The default login address of your WordPress account is http://www.yourwebsite.com/wp-admin/ or http://www.yourwebsite.com/wp-login.php. Like us, everyone else knows it too. When an attacker knows your login page, he can easily try to decode your password by brute force attack. To hide it from hackers, you can change the location of your login page by installing a good plugin or changing the source code, if you know PhP coding.

9. Backup data at regular intervals

Not matter how careful you are, nothing is 100% secure on the web. In spite of all the steps you take to secure your website, there is always a chance of it being compromised. Therefore, you should always be prepared for the worst. Frequently backup your database, theme files, and media files. It can be painless by using plugins that automatically backs up your website at fixed intervals.

10. Use a good security plugin

For implementing some of the points mentioned above, you will have to use a plugin if you are not a web developer yourself. So instead of adding different plugins for different security needs, you should choose a good plugin that takes care of most of the above points and also some advanced security measures like database prefix customization and .htaccess modification. Use any of the popular wordpress security plugins like Wordfence, iThemes or Securi. Using any of these will ensure that all the security concerns are taken care of. If you are more serious about your website security, go for their premium versions. It wouldn’t harm to pay up a little for the assurance that your website is completely secure.

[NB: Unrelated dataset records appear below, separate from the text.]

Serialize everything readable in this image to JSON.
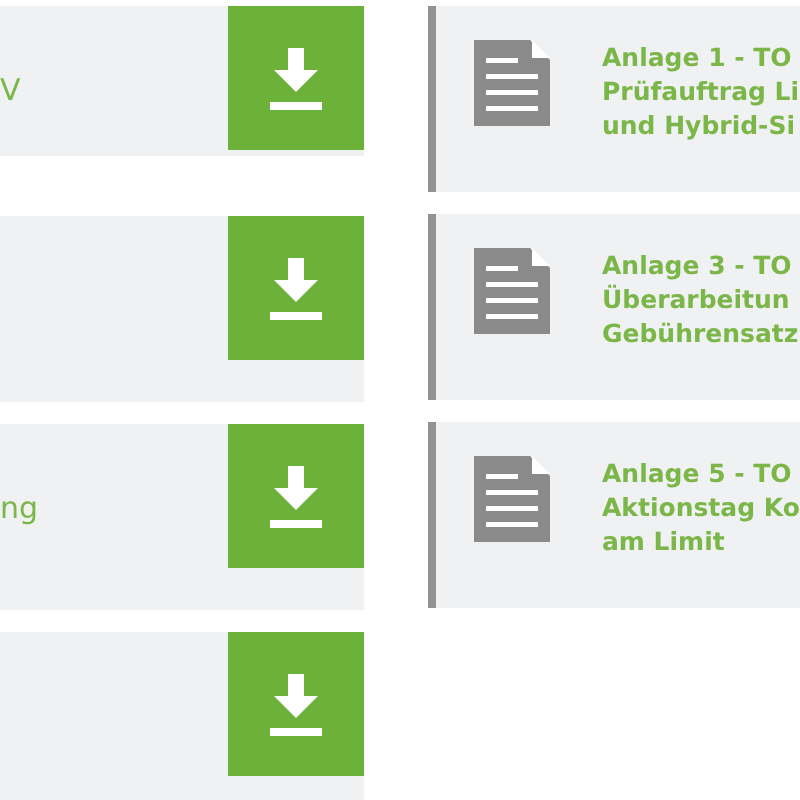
{
  "downloads": [
    {
      "kind": "labelled",
      "label": "V"
    },
    {
      "kind": "blank"
    },
    {
      "kind": "labelled",
      "label": "ng"
    },
    {
      "kind": "blank"
    }
  ],
  "attachments": [
    {
      "title_lines": [
        "Anlage 1 - TO",
        "Prüfauftrag Li",
        "und Hybrid-Si"
      ]
    },
    {
      "title_lines": [
        "Anlage 3 - TO",
        "Überarbeitun",
        "Gebührensatz"
      ]
    },
    {
      "title_lines": [
        "Anlage 5 - TO",
        "Aktionstag Ko",
        "am Limit"
      ]
    }
  ]
}
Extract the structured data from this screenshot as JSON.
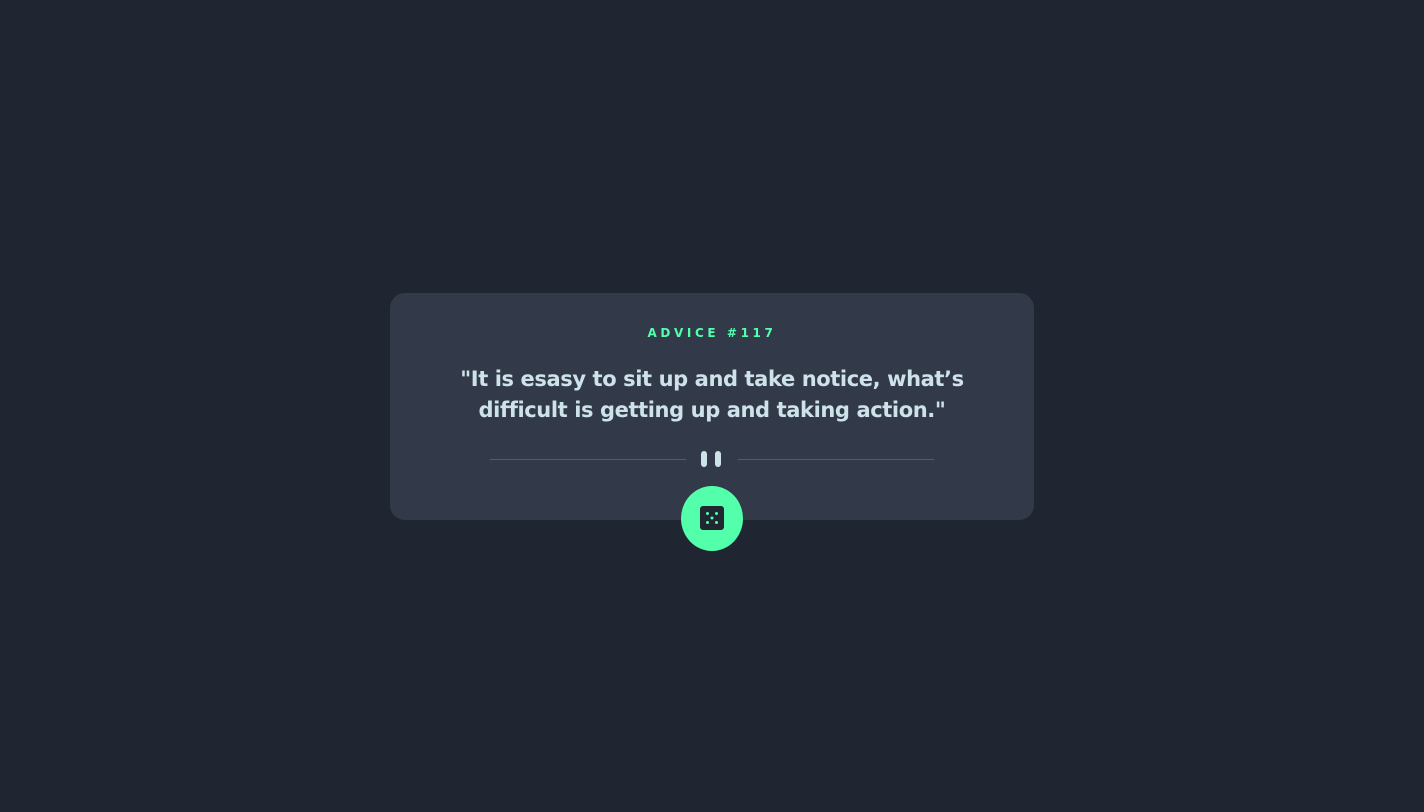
{
  "advice": {
    "label": "ADVICE #117",
    "quote": "\"It is esasy to sit up and take notice, what’s difficult is getting up and taking action.\""
  },
  "icons": {
    "divider": "pause-icon",
    "button": "dice-icon"
  },
  "colors": {
    "background": "#1f2632",
    "card": "#323a4a",
    "accent": "#53ffaa",
    "text": "#cee3e9",
    "divider": "#4f5d74"
  }
}
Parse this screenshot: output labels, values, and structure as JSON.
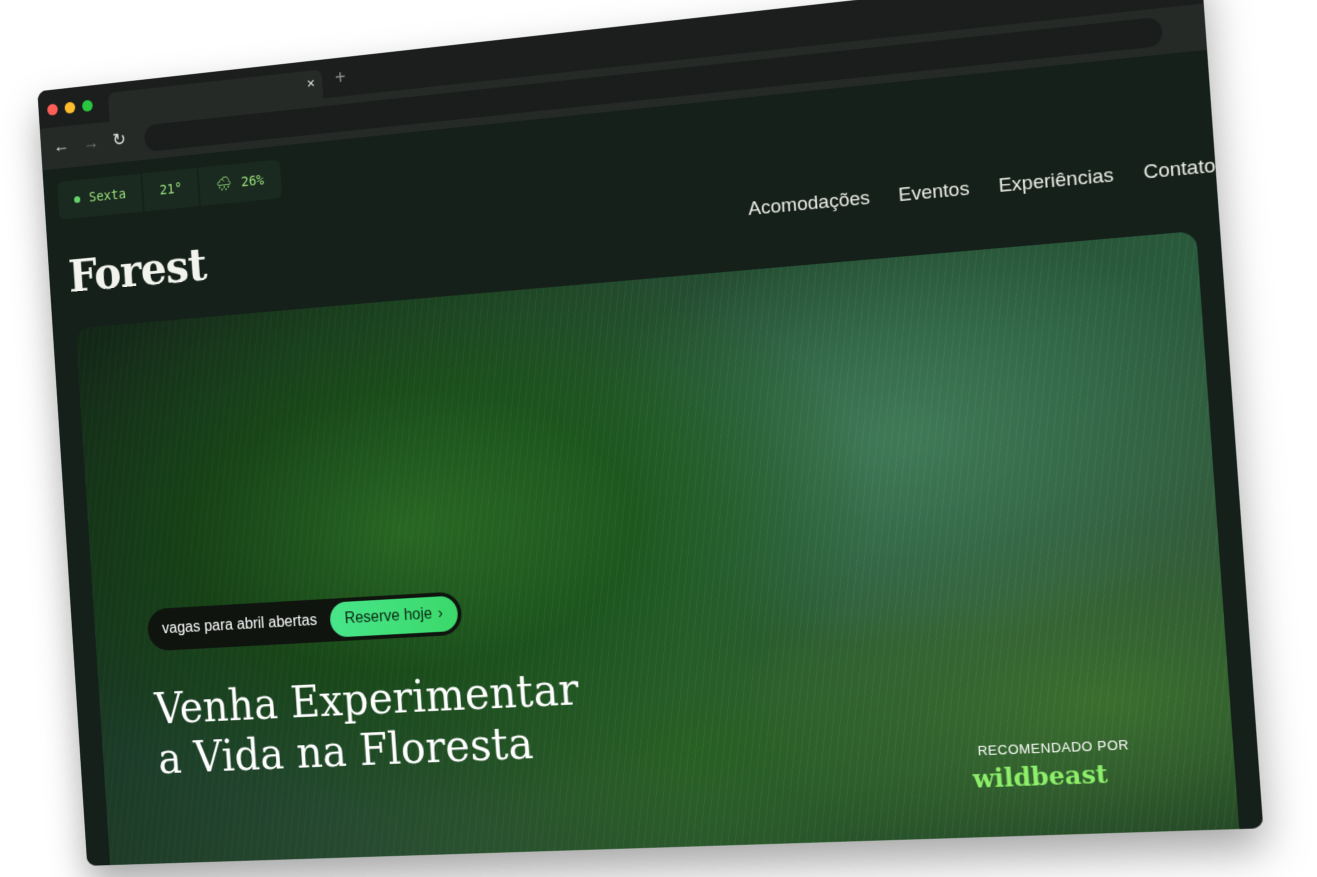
{
  "browser": {
    "tab_close": "×",
    "new_tab": "+",
    "menu_glyph": "⋮",
    "back_glyph": "←",
    "forward_glyph": "→",
    "reload_glyph": "↻",
    "traffic_colors": [
      "#ff5f57",
      "#febc2e",
      "#28c840"
    ]
  },
  "weather": {
    "day": "Sexta",
    "temperature": "21°",
    "rain_icon": "🌧",
    "rain_chance": "26%"
  },
  "site": {
    "logo": "Forest",
    "nav": [
      "Acomodações",
      "Eventos",
      "Experiências",
      "Contato"
    ]
  },
  "hero": {
    "announcement": "vagas para abril abertas",
    "cta_label": "Reserve hoje",
    "cta_chevron": "›",
    "headline_line1": "Venha Experimentar",
    "headline_line2": "a Vida na Floresta",
    "recommended_label": "RECOMENDADO POR",
    "recommended_brand": "wildbeast"
  },
  "colors": {
    "page_bg": "#142019",
    "accent_green": "#3bd96a",
    "weather_text": "#9be07a"
  }
}
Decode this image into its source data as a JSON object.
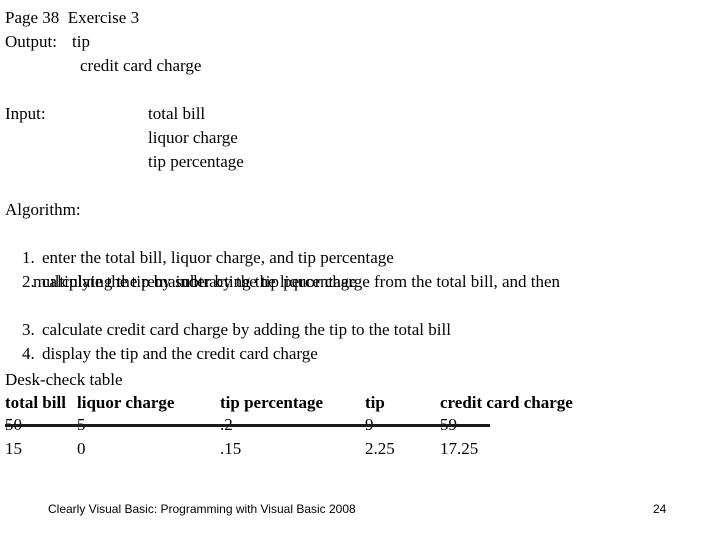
{
  "header": {
    "page_ref": "Page 38  Exercise 3",
    "output_label": "Output:",
    "output_items": [
      "tip",
      "credit card charge"
    ]
  },
  "input": {
    "label": "Input:",
    "items": [
      "total bill",
      "liquor charge",
      "tip percentage"
    ]
  },
  "algorithm": {
    "title": "Algorithm:",
    "steps": [
      {
        "num": "1.",
        "text": "enter the total bill, liquor charge, and tip percentage",
        "cont": ""
      },
      {
        "num": "2.",
        "text": "calculate the tip by subtracting the liquor charge from the total bill, and then",
        "cont": "multiplying the remainder by the tip percentage"
      },
      {
        "num": "3.",
        "text": "calculate credit card charge by adding the tip to the total bill",
        "cont": ""
      },
      {
        "num": "4.",
        "text": "display the tip and the credit card charge",
        "cont": ""
      }
    ]
  },
  "desk_check": {
    "title": "Desk-check table",
    "columns": [
      "total bill",
      "liquor charge",
      "tip percentage",
      "tip",
      "credit card charge"
    ],
    "rows": [
      {
        "values": [
          "50",
          "5",
          ".2",
          "9",
          "59"
        ],
        "struck": true
      },
      {
        "values": [
          "15",
          "0",
          ".15",
          "2.25",
          "17.25"
        ],
        "struck": false
      }
    ]
  },
  "footer": {
    "source": "Clearly Visual Basic: Programming with Visual Basic 2008",
    "page_number": "24"
  },
  "colors": {
    "text": "#000000",
    "background": "#ffffff",
    "strikethrough": "#1a1a1a"
  }
}
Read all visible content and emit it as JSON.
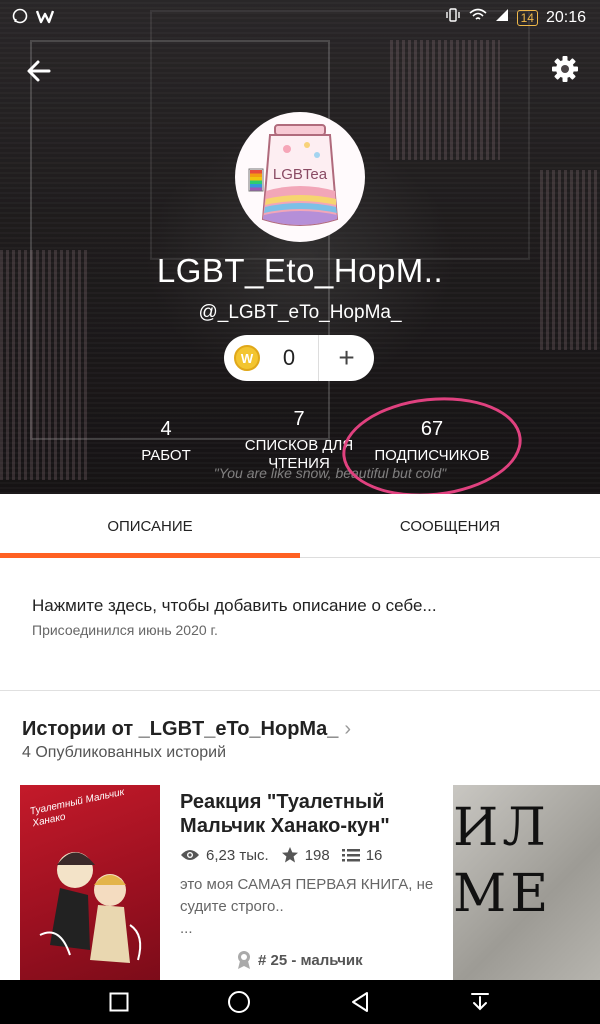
{
  "status_bar": {
    "time": "20:16",
    "battery": "14"
  },
  "profile": {
    "display_name": "LGBT_Eto_HopM..",
    "handle": "@_LGBT_eTo_HopMa_",
    "avatar_text": "LGBTea",
    "coins": "0",
    "add_label": "+",
    "quote": "\"You are like snow, beautiful but cold\"",
    "stats": [
      {
        "value": "4",
        "label": "РАБОТ"
      },
      {
        "value": "7",
        "label": "СПИСКОВ ДЛЯ ЧТЕНИЯ"
      },
      {
        "value": "67",
        "label": "ПОДПИСЧИКОВ"
      }
    ]
  },
  "tabs": [
    {
      "label": "ОПИСАНИЕ",
      "active": true
    },
    {
      "label": "СООБЩЕНИЯ",
      "active": false
    }
  ],
  "about": {
    "prompt": "Нажмите здесь, чтобы добавить описание о себе...",
    "joined": "Присоединился июнь 2020 г."
  },
  "stories": {
    "title": "Истории от _LGBT_eTo_HopMa_",
    "subtitle": "4 Опубликованных историй",
    "items": [
      {
        "title": "Реакция \"Туалетный Мальчик Ханако-кун\"",
        "cover_text": "Туалетный Мальчик Ханако",
        "views": "6,23 тыс.",
        "votes": "198",
        "parts": "16",
        "description": "это моя САМАЯ ПЕРВАЯ КНИГА, не судите строго..",
        "ellipsis": "...",
        "rank": "# 25 - мальчик"
      }
    ],
    "second_cover_text": "ИЛ МЕ"
  },
  "colors": {
    "accent": "#ff6122",
    "circle": "#e0417f"
  }
}
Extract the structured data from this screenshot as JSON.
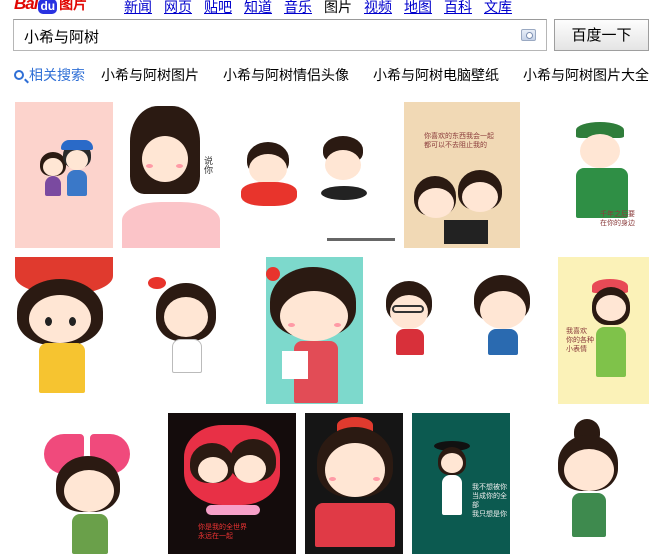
{
  "logo": {
    "bai": "Bai",
    "du": "du",
    "tupian": "图片"
  },
  "nav": [
    "新闻",
    "网页",
    "贴吧",
    "知道",
    "音乐",
    "图片",
    "视频",
    "地图",
    "百科",
    "文库"
  ],
  "search": {
    "query": "小希与阿树",
    "button": "百度一下"
  },
  "related": {
    "heading": "相关搜索",
    "items": [
      "小希与阿树图片",
      "小希与阿树情侣头像",
      "小希与阿树电脑壁纸",
      "小希与阿树图片大全"
    ]
  },
  "colors": {
    "brand_red": "#e10602",
    "brand_blue": "#2932e1",
    "link_blue": "#0000cc",
    "related_blue": "#2f6fd6"
  },
  "results": [
    {
      "label": "cartoon couple pink background"
    },
    {
      "label": "long hair girl with speech text"
    },
    {
      "label": "girl with red bow and boy with mustache"
    },
    {
      "label": "couple with clapperboard and chinese text"
    },
    {
      "label": "boy in green army cap"
    },
    {
      "label": "girl in red hat and yellow shirt"
    },
    {
      "label": "girl with red bow walking"
    },
    {
      "label": "girl in red overalls on mint background"
    },
    {
      "label": "couple glasses girl and boy"
    },
    {
      "label": "girl in pink cap on yellow background"
    },
    {
      "label": "girl with big pink polka dot bow"
    },
    {
      "label": "couple kissing on black background"
    },
    {
      "label": "girl in red hat laughing"
    },
    {
      "label": "girl in black hat on teal background"
    },
    {
      "label": "girl with hair bun in green shirt"
    }
  ]
}
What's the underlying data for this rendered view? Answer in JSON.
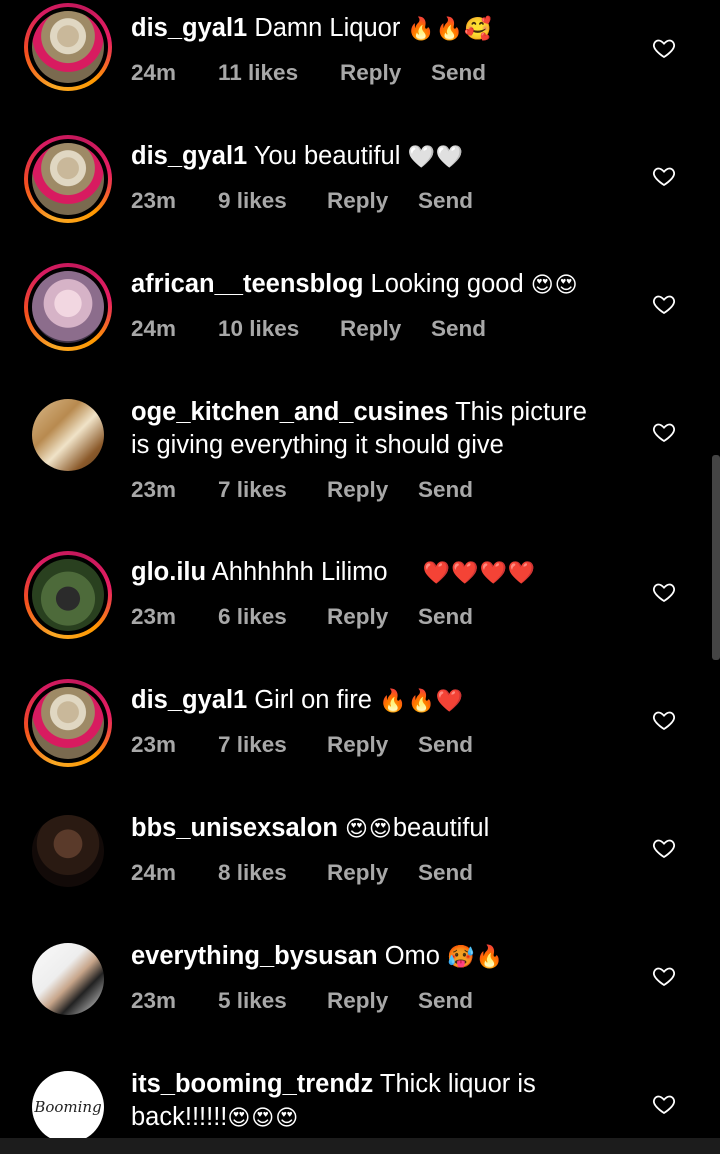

The Securi report mentioned above also found out that out of 11,000+ sites hacked this year, 75% of them were on a WordPress platform. But that doesn’t mean the CMS system has shortcomings within itself. It is mostly compromised because of improper configuration, poor maintenance of the sites or vulnerable plugins. A watchful eye and adherence to the best practices is all you need to keep your website safe.

But if taking care of all the above points becomes too much for you you can also go for professional WordPress maintenance services. Professionals would know about maintaining a website the best possible way (including taking regular backups) and can be extremely helpful in protecting your site from unwanted malwares, phishing, and other mal practices. Make sure the company is reliable and provide 24×7 support services and solutions to their customers.